Rheinische Post - Geldern an Kevelaer
Vom Allgäu in die Prepper-Szene: Kluftinger-Autoren im Savoy
Eigentlich schreiben Michael Kobr und Volker Klüpfel Kriminalromane über den schusseligen Allgäuer Kriminalhauptkommissar Adalbert Ignatius Kluftinger. Der mag keine Leichen, leidet unter Flugangst und isst für sein Leben gern Kässpatzen – ein typischer Antiheld eben. Der erste Thriller des Autorenduos hat von der beschaulichen und heimeligen Buchatmosphäre der Klufti-Romane nicht viel abbekommen.
Ihr erster Thriller „Draußen“, den sie jetzt in Düsseldorf vorstellen, spielt im urbanen Berlin und irgendwo in einem verlassenen Waldgebiet in Brandenburg, in dem die Geschwister Cayenne und Joshua von ihrem seltsamen Ziehvater Stefan zu Survivalmaschinen ausgebildet werden. Warum, wissen die beiden auch nicht. Als Cayenne eines
Tages angegriffen wird und sich nur verteidigen kann, weil sie regelmäßig von Stephan gedrillt wird, begeben sich die drei wieder auf die
Flucht und geraten in Kontakt mit der deutschen Prepper-Szene – also mit Menschen, die sich auf eine Apokalypse vorbereiten.
Einen Prepper-Thriller zu schreiben, das fanden die Autoren zur Abwechslung mal ganz schön. „Auch wenn uns der Kluftinger nach wie vor Spaß macht, war der ‚Urlaub’ erholsam. Am schönsten war der Umstand, nicht witzig sein zu müssen“, sagt Kobr. Witzig sind Prepper nämlich nicht, im Gegenteil: Verschwörungstheorien und rechtsextremes Gedankengut prägen die Szene, über die Kobr und Klüpfel lange recherchiert haben. Einfach war das nicht: „Prepper agieren im Verborgenen und lassen sich nicht in die Karten schauen. Das hat die Recherche
erschwert.“Um sich trotzdem in die Thematik einzuarbeiten, nahmen beide Autoren an einem Survival-Kurs teil und konnten so die Lebensrealität von Cayenne, Joshua und Stephan erschaffen.

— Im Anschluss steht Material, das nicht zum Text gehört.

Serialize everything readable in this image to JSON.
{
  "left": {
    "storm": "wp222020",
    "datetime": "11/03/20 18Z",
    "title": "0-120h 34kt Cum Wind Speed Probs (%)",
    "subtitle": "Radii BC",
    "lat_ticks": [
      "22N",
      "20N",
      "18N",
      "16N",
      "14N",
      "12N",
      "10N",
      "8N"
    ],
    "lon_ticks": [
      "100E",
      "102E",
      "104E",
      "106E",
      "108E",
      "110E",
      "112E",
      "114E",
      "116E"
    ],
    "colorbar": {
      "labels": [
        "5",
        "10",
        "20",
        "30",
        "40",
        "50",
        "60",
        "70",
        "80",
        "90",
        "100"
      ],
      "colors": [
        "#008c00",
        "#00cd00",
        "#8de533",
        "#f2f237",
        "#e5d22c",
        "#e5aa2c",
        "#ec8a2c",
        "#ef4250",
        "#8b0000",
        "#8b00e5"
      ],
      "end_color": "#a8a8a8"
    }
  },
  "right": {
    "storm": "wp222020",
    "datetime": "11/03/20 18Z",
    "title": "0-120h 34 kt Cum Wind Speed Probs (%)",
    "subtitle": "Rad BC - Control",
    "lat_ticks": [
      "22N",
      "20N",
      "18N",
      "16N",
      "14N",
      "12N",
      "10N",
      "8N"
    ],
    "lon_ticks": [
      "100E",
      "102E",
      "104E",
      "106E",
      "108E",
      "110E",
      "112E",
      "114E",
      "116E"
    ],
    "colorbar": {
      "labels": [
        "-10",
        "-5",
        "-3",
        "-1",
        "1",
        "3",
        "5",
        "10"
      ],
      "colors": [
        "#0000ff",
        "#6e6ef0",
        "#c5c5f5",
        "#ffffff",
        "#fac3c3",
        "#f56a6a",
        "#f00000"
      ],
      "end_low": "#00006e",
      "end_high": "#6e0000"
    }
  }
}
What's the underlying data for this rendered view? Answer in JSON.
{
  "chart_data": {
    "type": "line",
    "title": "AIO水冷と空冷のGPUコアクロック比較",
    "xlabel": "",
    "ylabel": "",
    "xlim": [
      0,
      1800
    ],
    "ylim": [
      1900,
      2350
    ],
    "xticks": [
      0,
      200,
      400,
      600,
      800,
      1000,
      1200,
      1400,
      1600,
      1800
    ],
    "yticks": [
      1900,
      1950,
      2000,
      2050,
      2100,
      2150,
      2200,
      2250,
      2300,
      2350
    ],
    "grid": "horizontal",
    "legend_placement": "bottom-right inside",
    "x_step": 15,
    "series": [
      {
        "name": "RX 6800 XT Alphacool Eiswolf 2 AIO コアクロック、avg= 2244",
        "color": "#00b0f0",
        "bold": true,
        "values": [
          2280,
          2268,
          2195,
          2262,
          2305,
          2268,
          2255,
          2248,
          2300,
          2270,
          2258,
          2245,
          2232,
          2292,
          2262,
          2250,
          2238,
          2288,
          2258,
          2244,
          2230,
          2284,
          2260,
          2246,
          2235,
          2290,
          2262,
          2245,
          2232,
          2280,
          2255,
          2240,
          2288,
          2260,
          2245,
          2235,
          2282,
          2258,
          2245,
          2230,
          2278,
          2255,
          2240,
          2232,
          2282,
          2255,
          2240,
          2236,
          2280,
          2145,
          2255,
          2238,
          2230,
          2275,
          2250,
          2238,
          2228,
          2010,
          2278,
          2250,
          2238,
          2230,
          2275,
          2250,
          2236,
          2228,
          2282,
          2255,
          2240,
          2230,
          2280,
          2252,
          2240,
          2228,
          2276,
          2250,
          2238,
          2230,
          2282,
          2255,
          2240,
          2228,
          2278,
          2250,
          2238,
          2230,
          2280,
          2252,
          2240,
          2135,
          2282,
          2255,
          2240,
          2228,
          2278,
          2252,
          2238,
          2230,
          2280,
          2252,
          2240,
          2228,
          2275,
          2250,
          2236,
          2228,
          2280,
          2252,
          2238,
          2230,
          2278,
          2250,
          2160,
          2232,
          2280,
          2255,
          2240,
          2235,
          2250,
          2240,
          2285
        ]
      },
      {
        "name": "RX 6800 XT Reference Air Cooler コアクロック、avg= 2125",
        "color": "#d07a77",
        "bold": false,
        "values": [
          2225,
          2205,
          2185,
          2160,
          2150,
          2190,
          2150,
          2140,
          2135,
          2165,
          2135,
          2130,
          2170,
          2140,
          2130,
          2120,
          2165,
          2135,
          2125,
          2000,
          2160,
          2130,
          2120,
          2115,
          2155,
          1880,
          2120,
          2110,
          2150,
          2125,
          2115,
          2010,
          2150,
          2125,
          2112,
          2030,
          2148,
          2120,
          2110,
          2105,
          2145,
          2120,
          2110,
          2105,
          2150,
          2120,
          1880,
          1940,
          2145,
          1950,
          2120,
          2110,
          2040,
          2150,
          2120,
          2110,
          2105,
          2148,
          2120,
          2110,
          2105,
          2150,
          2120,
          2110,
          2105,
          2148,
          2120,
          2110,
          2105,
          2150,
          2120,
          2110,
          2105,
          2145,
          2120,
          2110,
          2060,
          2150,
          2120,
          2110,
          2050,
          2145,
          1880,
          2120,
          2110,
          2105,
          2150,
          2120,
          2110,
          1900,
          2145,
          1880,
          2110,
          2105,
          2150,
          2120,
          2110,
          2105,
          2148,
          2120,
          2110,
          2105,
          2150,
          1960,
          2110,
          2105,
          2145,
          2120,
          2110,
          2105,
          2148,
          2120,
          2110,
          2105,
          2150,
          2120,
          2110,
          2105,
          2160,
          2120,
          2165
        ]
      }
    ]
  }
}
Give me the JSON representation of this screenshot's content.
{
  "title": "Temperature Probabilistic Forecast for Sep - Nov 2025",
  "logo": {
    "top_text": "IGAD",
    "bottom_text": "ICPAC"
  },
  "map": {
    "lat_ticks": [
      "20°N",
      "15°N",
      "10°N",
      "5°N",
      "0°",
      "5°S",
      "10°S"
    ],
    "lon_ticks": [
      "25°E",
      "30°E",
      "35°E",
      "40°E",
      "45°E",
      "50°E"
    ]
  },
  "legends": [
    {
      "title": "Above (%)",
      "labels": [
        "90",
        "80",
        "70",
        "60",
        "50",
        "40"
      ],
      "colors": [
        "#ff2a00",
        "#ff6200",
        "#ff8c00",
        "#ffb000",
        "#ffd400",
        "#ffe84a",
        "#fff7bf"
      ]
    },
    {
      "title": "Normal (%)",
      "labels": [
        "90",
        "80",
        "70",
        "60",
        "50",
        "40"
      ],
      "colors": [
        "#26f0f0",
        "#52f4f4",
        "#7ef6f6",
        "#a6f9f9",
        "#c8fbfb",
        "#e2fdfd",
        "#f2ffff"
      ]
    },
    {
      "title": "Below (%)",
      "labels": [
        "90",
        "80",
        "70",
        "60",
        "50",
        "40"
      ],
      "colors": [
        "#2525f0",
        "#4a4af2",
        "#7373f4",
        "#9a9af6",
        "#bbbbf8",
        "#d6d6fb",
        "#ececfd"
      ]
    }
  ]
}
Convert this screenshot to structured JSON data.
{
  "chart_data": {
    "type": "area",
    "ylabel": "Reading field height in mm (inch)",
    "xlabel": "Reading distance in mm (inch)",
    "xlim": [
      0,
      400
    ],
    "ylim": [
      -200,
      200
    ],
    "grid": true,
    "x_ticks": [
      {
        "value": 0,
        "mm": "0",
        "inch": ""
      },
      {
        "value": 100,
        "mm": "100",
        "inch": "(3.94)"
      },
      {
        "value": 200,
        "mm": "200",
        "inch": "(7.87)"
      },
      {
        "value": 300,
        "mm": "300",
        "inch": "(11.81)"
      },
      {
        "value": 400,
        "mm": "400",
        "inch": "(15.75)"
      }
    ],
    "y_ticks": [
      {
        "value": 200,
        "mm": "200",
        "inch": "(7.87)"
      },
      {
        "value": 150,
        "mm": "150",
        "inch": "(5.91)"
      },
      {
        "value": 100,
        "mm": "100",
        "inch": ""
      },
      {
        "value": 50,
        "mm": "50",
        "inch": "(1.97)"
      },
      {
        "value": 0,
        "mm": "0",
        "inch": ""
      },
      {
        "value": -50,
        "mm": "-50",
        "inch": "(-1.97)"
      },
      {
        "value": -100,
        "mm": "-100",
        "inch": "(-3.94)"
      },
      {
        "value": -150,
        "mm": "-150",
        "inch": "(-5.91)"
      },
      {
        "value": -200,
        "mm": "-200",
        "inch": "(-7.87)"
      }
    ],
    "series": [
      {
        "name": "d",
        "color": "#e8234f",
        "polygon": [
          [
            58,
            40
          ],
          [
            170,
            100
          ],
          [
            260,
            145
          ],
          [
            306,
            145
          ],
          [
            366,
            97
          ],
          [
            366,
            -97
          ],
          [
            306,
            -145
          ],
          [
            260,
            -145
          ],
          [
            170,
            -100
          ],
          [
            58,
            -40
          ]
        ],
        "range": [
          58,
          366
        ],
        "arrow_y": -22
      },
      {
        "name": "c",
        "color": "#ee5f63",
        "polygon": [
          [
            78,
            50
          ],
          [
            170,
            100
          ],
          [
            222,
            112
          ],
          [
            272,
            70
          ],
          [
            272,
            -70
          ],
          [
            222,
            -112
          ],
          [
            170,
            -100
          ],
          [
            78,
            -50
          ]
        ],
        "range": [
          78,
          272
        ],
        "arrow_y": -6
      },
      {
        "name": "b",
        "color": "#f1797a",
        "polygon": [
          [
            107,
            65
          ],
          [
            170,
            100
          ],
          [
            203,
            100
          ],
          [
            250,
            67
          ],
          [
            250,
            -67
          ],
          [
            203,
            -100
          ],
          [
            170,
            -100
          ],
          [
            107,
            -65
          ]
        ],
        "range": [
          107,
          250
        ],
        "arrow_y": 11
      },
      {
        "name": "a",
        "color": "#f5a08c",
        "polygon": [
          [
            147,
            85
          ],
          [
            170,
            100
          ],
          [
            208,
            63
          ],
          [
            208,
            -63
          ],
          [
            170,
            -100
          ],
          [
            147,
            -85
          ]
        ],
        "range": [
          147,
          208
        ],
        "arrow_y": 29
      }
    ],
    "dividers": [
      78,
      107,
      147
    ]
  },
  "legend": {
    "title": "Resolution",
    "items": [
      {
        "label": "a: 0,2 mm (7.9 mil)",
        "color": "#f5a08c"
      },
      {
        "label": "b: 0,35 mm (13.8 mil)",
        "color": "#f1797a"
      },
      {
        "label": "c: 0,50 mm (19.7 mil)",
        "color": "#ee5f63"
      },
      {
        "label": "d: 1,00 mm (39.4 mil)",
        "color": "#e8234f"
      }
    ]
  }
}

Nicht nur geografisch und atmosphärisch unterscheidet sich „Draußen“von den humorigen Klufti-Romanen: Anstelle eines alten weißen Mannes ist die geheime Heldin des Thrillers die 17-jährige Cayenne. Dass sie die Hauptfigur der Geschichte wird, war zunächst nicht geplant, sie habe sich während des Schreibprozesses immer mehr in den Vordergrund gespielt. „Die Kluftinger-Welt ist tatsächlich sehr maskulin dominiert – und irgendwie wurde Cayenne als Protagonistin
ein wenig zum Gegenentwurf“, erklärt Kobr.
Sowohl Perspektiv- als auch Genrewechsel vom Krimi zum Thriller sei für beide Autoren eine „spannende Angelegenheit“gewesen. Den Schreibstil mussten sie anpassen, schnörkelloser und harscher formulieren. Natürlich ist auch die Thematik viel härter: Prepper-Szene und Stromausfall sind schwerer zu verdauen als der Alltag des tollpatschigen Klufti. Dass so viele Leser auf Thriller abfahren, liege vor allem an den Extremsituationen, in denen die Abgründe der Charaktere ins Licht gerückt werden.